Peck Argues Against Motion to Dismiss Miami Gardens Fair Housing Case

January 8th, 2016

In a hearing held in the federal district court in Miami, CCL President Robert S. Peck argued that there were no grounds to dismiss the complaint filed by the City of Miami Gardens, Florida against Wells Fargo Bank over its minority mortgage lending practices. Wells Fargo argued that the 2015 U.S. Supreme Court decision in Texas Dep’t of Hous. & Cmty. Affairs v. Inclusive Communities Project, Inc., 135 S. Ct. 2507, 2521 (2015), had imposed a heightened pleading standard in disparate-impact claims brought under the Fair Housing Act. Peck denied that any additional pleading requirements were imposed and pointed out that the Supreme Court had previously chastised the Court of Appeals for the Second Circuit for attempting to impose one. Instead, as the Supreme Court’s decisions consistently hold that the plain and simple pleading required by Rule 8 of the Federal Rules of Civil Procedure govern.

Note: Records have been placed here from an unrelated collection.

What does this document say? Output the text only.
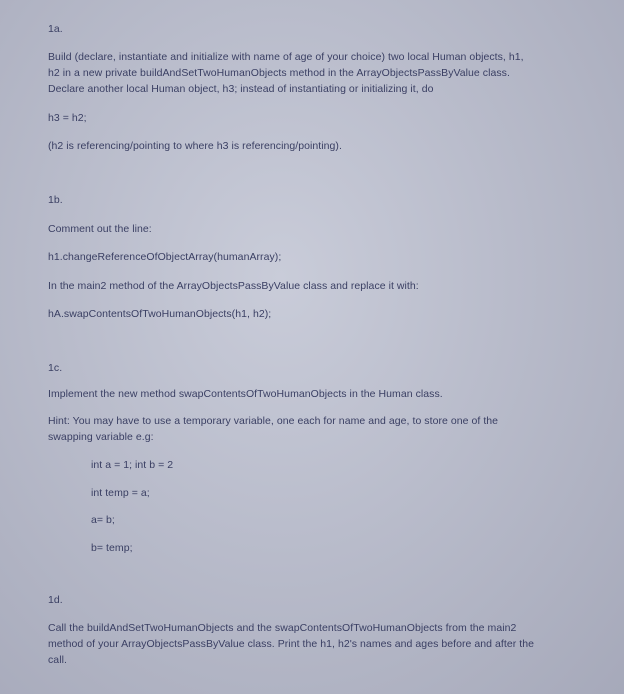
1a.
Build (declare, instantiate and initialize with name of age of your choice) two local Human objects, h1,
h2 in a new private buildAndSetTwoHumanObjects method in the ArrayObjectsPassByValue class.
Declare another local Human object, h3; instead of instantiating or initializing it, do
h3 = h2;
(h2 is referencing/pointing to where h3 is referencing/pointing).
1b.
Comment out the line:
h1.changeReferenceOfObjectArray(humanArray);
In the main2 method of the ArrayObjectsPassByValue class and replace it with:
hA.swapContentsOfTwoHumanObjects(h1, h2);
1c.
Implement the new method swapContentsOfTwoHumanObjects in the Human class.
Hint: You may have to use a temporary variable, one each for name and age, to store one of the
swapping variable e.g:
int a = 1; int b = 2
int temp = a;
a= b;
b= temp;
1d.
Call the buildAndSetTwoHumanObjects and the swapContentsOfTwoHumanObjects from the main2
method of your ArrayObjectsPassByValue class. Print the h1, h2's names and ages before and after the
call.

CCL Files Opening Brief in LA Fair Housing Appeal

January 6th, 2016

Arguing that the District Court applied the wrong standard, which led to the wrong approach, CCL, representing the City of Los Angeles, filed the opening brief in a case where the City has sought compensation from Wells Fargo Bank for lost tax revenues and for remediation costs as a result of the a practice of steering minority borrowers to more expensive and riskier loans than they were eligible for, resulting in foreclosures and other problems. A federal district court granted the bank summary judgment because it held that the government-insured and high-interest loans offered to these borrowers during the prior two years were not inherently discriminatory and therefore did not satisfy the statute of limitations.

The brief, largely written by CCL President Robert S. Peck, argued that the City’s claims were not tied to specific characteristics of particular loan categories, but to the practice of directing minorities to higher cost loans. As in a 2015 decision of the Eleventh Circuit won by CCL for the City of Miami, the bank’s switch from one type of loan to another did not render the practice “any less ‘continuing.’”

In addition to CCL, other counsel on the brief include Dean Erwin Chemerinsky of the University of California-Irvine law school, Joel Liberson of Tare Resources, the Hagens Berman law firm, and Los Angeles City Attorney Michael Feuer.

Challenge to Florida Immunity Statute Survives Motion to Dismiss

December 9th, 2015

A state circuit court in Miami has denied the University of Miami Hospital’s motion to dismiss a declaratory judgment action challenging a Florida law that gives governmental immunity to private hospitals designated as teaching hospitals. The December 9 ruling rejected arguments that the complaint, filed August 11, 2015, was deficient. The hospital was ordered to answer the complaint.

In the case, Vallecillo v. Ehammady, CCL’s Robert S. Peck is working with Neal Roth of the Miami law firm of Grossman Roth.